I've added a goal to my list for this year. I want to enter a Story Slam. Maybe The Moth, but maybe another after I do some more research. It's another venue for telling my stories. I'm fairly comfortable talking in front of crowds...I've been doing it a lot lately. I have good stories to tell, sometimes even complete with profound lessons...or at least profound to me.
Two first steps I can see I need to start with: pick a story and pick a slam.
Picking a story is harder than it seems at first blush. Many of my stories are sea stories, which require some fundamental understanding of life on a Coast Guard cutter...or lots of time to explain how things are and why they are that way...and story slams have a time limit.

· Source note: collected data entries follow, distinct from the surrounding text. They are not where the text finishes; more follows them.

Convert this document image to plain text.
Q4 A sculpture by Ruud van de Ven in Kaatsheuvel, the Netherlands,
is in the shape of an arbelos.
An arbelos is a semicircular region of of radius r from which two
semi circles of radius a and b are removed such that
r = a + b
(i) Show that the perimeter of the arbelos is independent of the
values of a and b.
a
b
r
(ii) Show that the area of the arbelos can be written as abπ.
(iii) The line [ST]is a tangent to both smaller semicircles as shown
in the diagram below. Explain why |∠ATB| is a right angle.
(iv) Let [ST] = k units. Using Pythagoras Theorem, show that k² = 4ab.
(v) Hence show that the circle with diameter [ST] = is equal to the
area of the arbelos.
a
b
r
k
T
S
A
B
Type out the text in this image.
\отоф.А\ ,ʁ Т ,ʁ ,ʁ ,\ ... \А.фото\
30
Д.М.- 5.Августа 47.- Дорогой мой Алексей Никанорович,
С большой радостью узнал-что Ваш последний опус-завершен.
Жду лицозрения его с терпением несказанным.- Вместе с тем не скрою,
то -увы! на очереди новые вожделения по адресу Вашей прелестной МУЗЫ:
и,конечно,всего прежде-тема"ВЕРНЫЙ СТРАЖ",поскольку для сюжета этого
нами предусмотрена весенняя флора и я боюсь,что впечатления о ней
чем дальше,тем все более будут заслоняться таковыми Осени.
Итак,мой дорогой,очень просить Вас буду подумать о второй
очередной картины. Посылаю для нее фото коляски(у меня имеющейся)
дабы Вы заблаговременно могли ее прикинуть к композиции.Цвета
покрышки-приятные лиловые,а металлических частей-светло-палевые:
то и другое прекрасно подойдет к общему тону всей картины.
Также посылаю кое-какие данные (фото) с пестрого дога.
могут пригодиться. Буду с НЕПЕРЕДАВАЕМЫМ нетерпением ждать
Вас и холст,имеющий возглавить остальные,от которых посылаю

So maybe the cross-country motorcycle trip? But what part of that? I started telling the cadets some of that story, and realized there are lots and lots of tendrils to it, lots of side roads to travel down, if you will. Or the story about the deformed o-ring I wear as a necklace?...which is a sea story and requires a visual of the o-ring, which might not work from a slam stage. Or the trip to the Harley shop here in Bahrain which started out very frustratingly, but ended up with camel's milk and plants in my house and office? Not sure that one is actually long enough.
Picking a slam requires some research. And some knowledge of my future schedule. I get overwhelmed with too many options, so I'm not sure which is really the harder part of this piece.
But there it is. On public record with a new goal. More to follow.